Polynomial Regression
<aside>
💡 Polynomial regression = Polynomial transformation + Linear Regression
</aside>
Polynomial Features
- Polynomial features are those features created by raising existing features to an exponent.
- The “degree” of the polynomial is used to control the number of features added, e.g. a degree of 3 will add two new variables for each input variable.
- PolynomialFeatures transformer transforms an input data matrix into a new data matrix of a given degree.
Training
from sklearn.linear_model import LinearRegression
from sklearn.pipeline import Pipeline
from sklearn.preprocessing import PolynomialFeatures
# Two steps:
# 1. Polynomial features of the desired degree (here degree=2)
# 2. Linear regression
poly_model = Pipeline([
('polynomial_transform', PolynomialFeatures(degree=2))),
('linear_regression', LinearRegression())])

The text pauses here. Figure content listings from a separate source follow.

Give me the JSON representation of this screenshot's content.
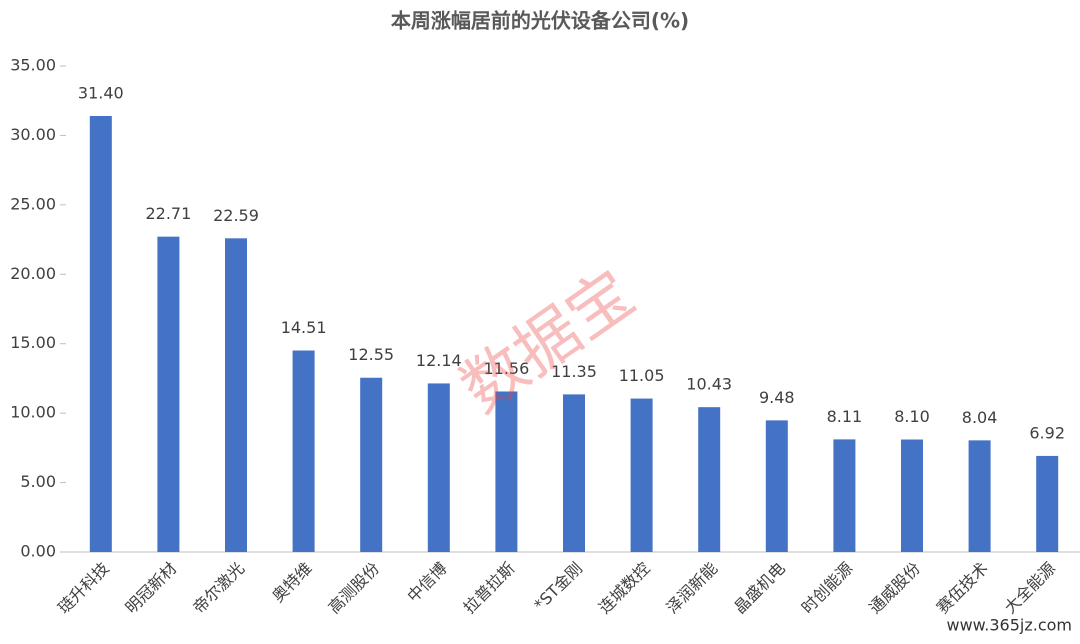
{
  "chart_data": {
    "type": "bar",
    "title": "本周涨幅居前的光伏设备公司(%)",
    "categories": [
      "琏升科技",
      "明冠新材",
      "帝尔激光",
      "奥特维",
      "高测股份",
      "中信博",
      "拉普拉斯",
      "*ST金刚",
      "连城数控",
      "泽润新能",
      "晶盛机电",
      "时创能源",
      "通威股份",
      "赛伍技术",
      "大全能源"
    ],
    "values": [
      31.4,
      22.71,
      22.59,
      14.51,
      12.55,
      12.14,
      11.56,
      11.35,
      11.05,
      10.43,
      9.48,
      8.11,
      8.1,
      8.04,
      6.92
    ],
    "value_labels": [
      "31.40",
      "22.71",
      "22.59",
      "14.51",
      "12.55",
      "12.14",
      "11.56",
      "11.35",
      "11.05",
      "10.43",
      "9.48",
      "8.11",
      "8.10",
      "8.04",
      "6.92"
    ],
    "color": "#4472c4",
    "ylim": [
      0,
      35
    ],
    "yticks": [
      {
        "value": 0,
        "label": "0.00"
      },
      {
        "value": 5,
        "label": "5.00"
      },
      {
        "value": 10,
        "label": "10.00"
      },
      {
        "value": 15,
        "label": "15.00"
      },
      {
        "value": 20,
        "label": "20.00"
      },
      {
        "value": 25,
        "label": "25.00"
      },
      {
        "value": 30,
        "label": "30.00"
      },
      {
        "value": 35,
        "label": "35.00"
      }
    ],
    "grid": false,
    "watermark": "数据宝",
    "site_watermark": "www.365jz.com"
  }
}
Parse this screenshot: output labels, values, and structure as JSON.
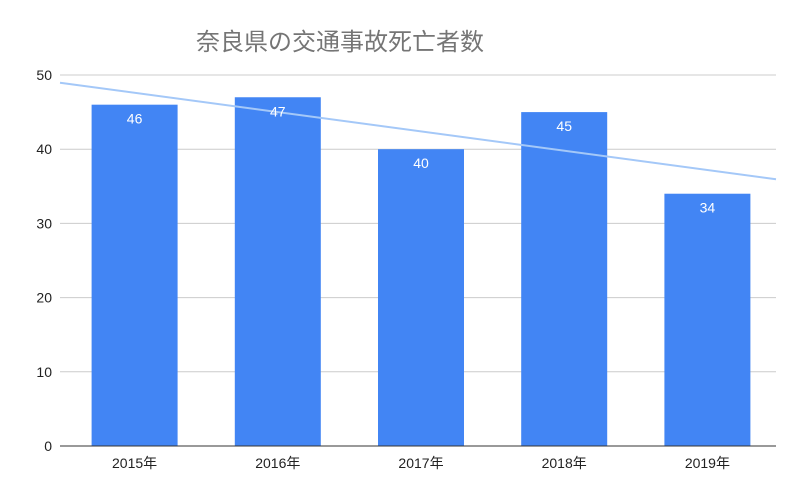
{
  "chart_data": {
    "type": "bar",
    "title": "奈良県の交通事故死亡者数",
    "categories": [
      "2015年",
      "2016年",
      "2017年",
      "2018年",
      "2019年"
    ],
    "values": [
      46,
      47,
      40,
      45,
      34
    ],
    "data_labels": [
      "46",
      "47",
      "40",
      "45",
      "34"
    ],
    "ylim": [
      0,
      50
    ],
    "y_ticks": [
      0,
      10,
      20,
      30,
      40,
      50
    ],
    "y_tick_labels": [
      "0",
      "10",
      "20",
      "30",
      "40",
      "50"
    ],
    "grid": true,
    "trendline": true,
    "xlabel": "",
    "ylabel": "",
    "colors": {
      "bar": "#4285f4",
      "trendline": "#a4c8f8",
      "grid": "#cccccc",
      "axis": "#333333"
    }
  }
}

# Train with feature matrix X_train and label vector y_train
poly_model.fit(X_train, y_train)
Interaction Features
- It is also common to add new variables that represent the interaction between features, e.g a new column that represents one variable multiplied by another. This too can be repeated for each input variable creating a new “interaction” variable for each pair of input variables.
- The “interaction_only” argument means that only the raw values (degree 1) and the interaction (pairs of values multiplied with each other) are included.
from sklearn.preprocessing import PolynomialFeatures
poly_transform = PolynomialFeatures(degree=2, interaction_only=True)
Hyperparameter Tuning
- Hyper-parameters are parameters that are not directly learnt within estimators.
- In sklearn, they are passed as arguments to the constructor of the estimator classes.
Setting hyperparameters
Select hyperparameters that result in the best cross-validation scores.